TTD¶
-
class
TTD
(trace_decay: float, **kwargs)¶ Bases:
pandemonium.demons.offline_td.OfflineTD
Truncated \(\TD{(\lambda)}\)
Notes
Generalizes \(n\)-step \(\TD\) by allowing arbitrary mixing of \(n\)-step returns via \(\lambda\) parameter.
Depending on the algorithm, vector v would contain different bootstrapped estimates of values:
\(\TD(\lambda)\) (forward view): state value estimates \(V_t(s)\)
\(\Q(\lambda)\): action value estimates \(\max\limits_{a}Q_t(s_t, a)\)
\(\SARSA(\lambda)\): action value estimates \(Q_t(s_t, a_t)\)
\(\text{CategoricalQ}\): atom values of the distribution
The resulting vector u contains target returns for each state along the trajectory, with \(V(S_i)\) for \(i \in \{0, 1, \dots, n-1\}\) getting updated towards \([n, n-1, \dots, 1]\)-step \(\lambda\) returns respectively.
References
- Sutton and Barto (2018) ch. 12.3, 12.8, equation (12.18)

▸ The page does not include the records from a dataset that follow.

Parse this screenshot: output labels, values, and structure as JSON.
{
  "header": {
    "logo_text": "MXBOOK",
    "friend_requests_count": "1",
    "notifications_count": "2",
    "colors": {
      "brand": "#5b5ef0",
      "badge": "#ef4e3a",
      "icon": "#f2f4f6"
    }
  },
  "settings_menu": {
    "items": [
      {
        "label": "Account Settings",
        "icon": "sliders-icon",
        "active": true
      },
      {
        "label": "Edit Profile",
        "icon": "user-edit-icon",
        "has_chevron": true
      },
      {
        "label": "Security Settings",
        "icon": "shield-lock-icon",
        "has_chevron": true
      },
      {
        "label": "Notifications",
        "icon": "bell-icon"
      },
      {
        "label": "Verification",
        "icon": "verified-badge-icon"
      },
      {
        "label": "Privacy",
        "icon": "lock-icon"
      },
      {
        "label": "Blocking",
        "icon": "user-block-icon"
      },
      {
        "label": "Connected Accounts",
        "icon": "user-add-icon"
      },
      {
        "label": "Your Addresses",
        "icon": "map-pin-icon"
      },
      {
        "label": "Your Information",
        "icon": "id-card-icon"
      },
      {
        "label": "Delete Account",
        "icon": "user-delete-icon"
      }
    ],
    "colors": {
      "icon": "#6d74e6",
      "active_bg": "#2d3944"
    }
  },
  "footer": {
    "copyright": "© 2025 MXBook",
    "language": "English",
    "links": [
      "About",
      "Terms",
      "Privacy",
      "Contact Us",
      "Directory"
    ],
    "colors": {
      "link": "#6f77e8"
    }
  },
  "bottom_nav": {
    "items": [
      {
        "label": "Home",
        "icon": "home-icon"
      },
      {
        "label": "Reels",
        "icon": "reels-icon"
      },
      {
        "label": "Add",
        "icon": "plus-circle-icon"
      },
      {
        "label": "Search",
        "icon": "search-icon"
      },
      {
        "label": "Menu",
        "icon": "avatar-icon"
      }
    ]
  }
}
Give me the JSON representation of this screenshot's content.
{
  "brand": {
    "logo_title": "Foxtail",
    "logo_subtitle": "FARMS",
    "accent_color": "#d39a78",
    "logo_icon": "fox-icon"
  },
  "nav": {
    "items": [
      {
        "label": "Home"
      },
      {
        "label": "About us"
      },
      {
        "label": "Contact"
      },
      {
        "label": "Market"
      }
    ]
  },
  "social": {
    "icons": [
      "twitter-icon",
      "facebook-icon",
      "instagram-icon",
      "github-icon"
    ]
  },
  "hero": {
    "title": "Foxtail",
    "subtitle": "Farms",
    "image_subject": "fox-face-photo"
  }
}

- van Seijen (2016) Appendix B, https://arxiv.org/pdf/1608.05151v1.pdf
https://github.com/deepmind/rlax/blob/master/rlax/_src/multistep.py#L33
Methods Summary
target
(self, trajectory, v)Computes discounted returns for each step in the trajectory.
Methods Documentation
-
target
(self, trajectory: pandemonium.experience.experience.Trajectory, v: torch.Tensor)¶ Computes discounted returns for each step in the trajectory.